Following strong showings in New Hampshire and Iowa, Sen. Bernie Sanders took a commanding lead in Nevada, leaving his nearest competitor, Vice President Joe Biden, in a very distant second place.
It may cause a great freakout, but Sanders’ demonstration of such an impeccable performance in Nevada makes him the clear frontrunner for the Democratic nomination.
It’s no secret that the Democratic party establishment isn’t as smitten with Sanders as voters are. There are valid reasons: for one, Sanders isn’t exactly a Democrat, even though he caucuses with them in the Senate. For years, he ran for elections as an independent. In 2015, he formally declared himself a Democrat when he launched his race for president.
That’s a minor irritant compared to the actual problems that the establishment has with Sanders’ candidacy. He’s a self-declared socialist who has a take-no-prisoners approach to political ideology. He’s promised to eliminate private health insurance in favor of a public system, an idea that does not poll well and for which Sanders has yet to put a price tag on.
Sanders is untested in a national contest, and he just had a heart attack last fall. Also, his army of ‘Bernie Bros’ don’t help with Sanders’ popularity, as they have launched over-the-top attacks on journalists and women who don’t swear unequivocally by their candidate. If this sounds a little bit like a left-wing version of Donald Trump (minus the racism), you wouldn’t be entirely wrong – like Trump in 2016, Sanders is the outsider that the party most feared as a departure from its long-standing policies and as the biggest risk to electability.
There are many primaries that still need to play out, and Super Tuesday may add a new wrinkle to the story as Michael Bloomberg finally appears on actual ballots. But, it’s hard to see anyone else who can keep pace with Sanders.
Pete Buttigieg’s victories in New Hampshire and Iowa didn’t do him much good in Nevada, a much larger and more diverse state. Sen. Amy Klobuchar’s attacks on Buttigieg in last Wednesday’s debate didn’t give her a much needed bounce. Sen. Elizabeth Warren did seem to get a bit of a boost from her debate performance, but not enough to make much of a dent.
What’s worrisome for all three is that their campaigns are starting to run low on money. By comparison, Sanders is a fundraising machine, and Bloomberg is a billionaire who is self-funding his campaign. If donors began to believe that a candidate’s odds of winning are small, money will dry up even more.
As for Joe Biden, he at least scored a second place finish, which will allow him to save face. His campaign has been trumpeting South Carolina as his firewall, but if he doesn’t do well there, it’s hard to see what his path forward might be.
Soon, Bloomberg may be the only other viable candidate left standing, but he is a flawed vessel, to say the least. Besides being a dreadful debate performer, his support as New York City mayor for stop-and-frisk, which was designed to disproportionately targeted minority citizens, is a major liability for a party that needs black and Latino support. By comparison, Sanders did well with Latino voters in Nevada.

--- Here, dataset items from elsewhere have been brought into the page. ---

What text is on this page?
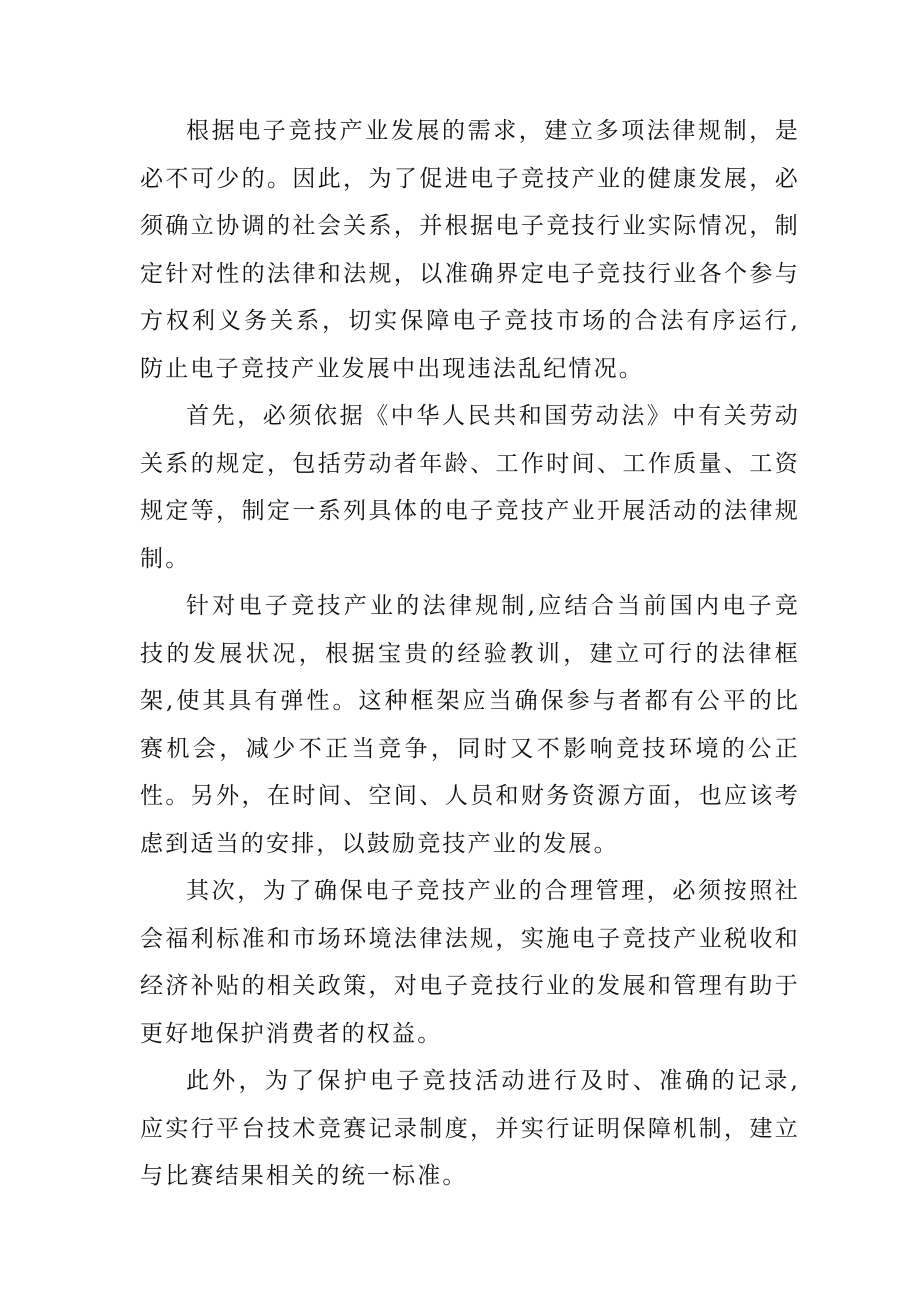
根据电子竞技产业发展的需求，建立多项法律规制，是必不可少的。因此，为了促进电子竞技产业的健康发展，必须确立协调的社会关系，并根据电子竞技行业实际情况，制定针对性的法律和法规，以准确界定电子竞技行业各个参与方权利义务关系，切实保障电子竞技市场的合法有序运行,防止电子竞技产业发展中出现违法乱纪情况。

首先，必须依据《中华人民共和国劳动法》中有关劳动关系的规定，包括劳动者年龄、工作时间、工作质量、工资规定等，制定一系列具体的电子竞技产业开展活动的法律规制。

针对电子竞技产业的法律规制,应结合当前国内电子竞技的发展状况，根据宝贵的经验教训，建立可行的法律框架,使其具有弹性。这种框架应当确保参与者都有公平的比赛机会，减少不正当竞争，同时又不影响竞技环境的公正性。另外，在时间、空间、人员和财务资源方面，也应该考虑到适当的安排，以鼓励竞技产业的发展。

其次，为了确保电子竞技产业的合理管理，必须按照社会福利标准和市场环境法律法规，实施电子竞技产业税收和经济补贴的相关政策，对电子竞技行业的发展和管理有助于更好地保护消费者的权益。

此外，为了保护电子竞技活动进行及时、准确的记录,应实行平台技术竞赛记录制度，并实行证明保障机制，建立与比赛结果相关的统一标准。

Add to that Bloomberg’s misogynistic and homophobic comments (which Warren brutally emphasized in the debate) and his company’s pattern of sex discrimination, and you have a candidate who could manage to alienate much of the Democrats’ base. Finally, it’s clear from the support that Sanders is getting that a lot of voters aren’t all that fond of billionaires. It doesn’t help that Bloomberg served as a Republican mayor.
It goes without saying that there’s still a lot of voting that’s yet to happen, and anything goes in today’s political world – but the shape of the race, which has been frustratingly fluid, is beginning to take shape. It’s Sanders’ to lose.
As for the November election, that’s still a big question mark. What a Sanders’ candidacy means for Democrats’ hopes of defeating Trump is still anyone’s guess.